Premium
Prediction of β‐Lactamase Proteins using Random Forest
Author(s) -
White Clarence,
Dukka KC
Publication year - 2017
Publication title -
the faseb journal
Language(s) - English
Resource type - Journals
SCImago Journal Rank - 1.709
H-Index - 277
eISSN - 1530-6860
pISSN - 0892-6638
DOI - 10.1096/fasebj.31.1_supplement.927.7
Subject(s) - random forest , artificial intelligence , computer science , class (philosophy) , feature (linguistics) , machine learning , sequence (biology) , algorithm , pattern recognition (psychology) , biology , genetics , philosophy , linguistics
β‐Lactamases (BL) are enzymes produced by some bacteria that provide resistance to β‐Lactam antibiotics.

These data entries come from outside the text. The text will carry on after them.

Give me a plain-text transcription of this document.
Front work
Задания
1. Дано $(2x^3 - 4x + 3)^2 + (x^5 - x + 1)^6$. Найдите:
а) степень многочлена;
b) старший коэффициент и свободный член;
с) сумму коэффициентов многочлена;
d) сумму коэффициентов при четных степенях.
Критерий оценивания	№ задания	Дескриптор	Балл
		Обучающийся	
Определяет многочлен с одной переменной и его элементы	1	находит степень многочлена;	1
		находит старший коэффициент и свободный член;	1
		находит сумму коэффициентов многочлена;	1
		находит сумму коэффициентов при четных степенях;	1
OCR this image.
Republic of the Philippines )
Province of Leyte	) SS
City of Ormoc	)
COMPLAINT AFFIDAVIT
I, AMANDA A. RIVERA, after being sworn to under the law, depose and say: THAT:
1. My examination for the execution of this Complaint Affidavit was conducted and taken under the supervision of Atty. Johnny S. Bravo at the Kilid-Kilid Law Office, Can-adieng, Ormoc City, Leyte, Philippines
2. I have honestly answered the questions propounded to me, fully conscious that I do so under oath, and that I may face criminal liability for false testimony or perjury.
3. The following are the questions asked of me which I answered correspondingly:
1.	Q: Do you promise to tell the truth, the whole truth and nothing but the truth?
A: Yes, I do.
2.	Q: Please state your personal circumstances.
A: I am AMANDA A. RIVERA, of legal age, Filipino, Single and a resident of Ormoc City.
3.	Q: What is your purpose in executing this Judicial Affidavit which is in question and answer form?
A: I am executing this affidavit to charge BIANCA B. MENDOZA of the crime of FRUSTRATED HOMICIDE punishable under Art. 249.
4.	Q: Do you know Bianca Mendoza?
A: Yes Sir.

Resistance to β‐lactam antibiotics is an especially severe threat because these antibiotics are effective against a broad spectrum of pathogen and have very low toxicity to humans. In this work, we developed an algorithm, termed RF‐PredBL, using Random Forest (RF) to predict whether a given protein sequence is a β‐lactamase enzyme or not and if so, it's corresponding B‐lactamase class. In order to validate our method, we compared our results to a well‐known predictor program called PredLactamase (PL) using various performance metrics. In order to mitigate the problem of inconsistent accuracy detection, we use three distinct methods in this work. We increased the data we use to train our predictor, we then used extreme feature engineering, and finally modified the Feature Extraction from Protein Sequence (FEPS) code. Lastly, we used a powerful ensemble algorithm, known as Random Forest (RF), to train our predictor. In the testing of our predictor, we have determined that RF‐PredBL performs better or equally as well as the existing algorithms for BL classification. During the 10‐fold cross validation, we increased the accuracy of the classic BL prediction from 90.63% to 98.79%. We also increased the accuracy of Class A (61.82% to 98.07%), Class B (89.09% to 96.79%), Class C (70.91% to 95.94%) and Class D (70.91% to 99.84%) predictions. To further improve our predictor, we plan to add features that include physiochemical properties to our feature set and reevaluate their importance.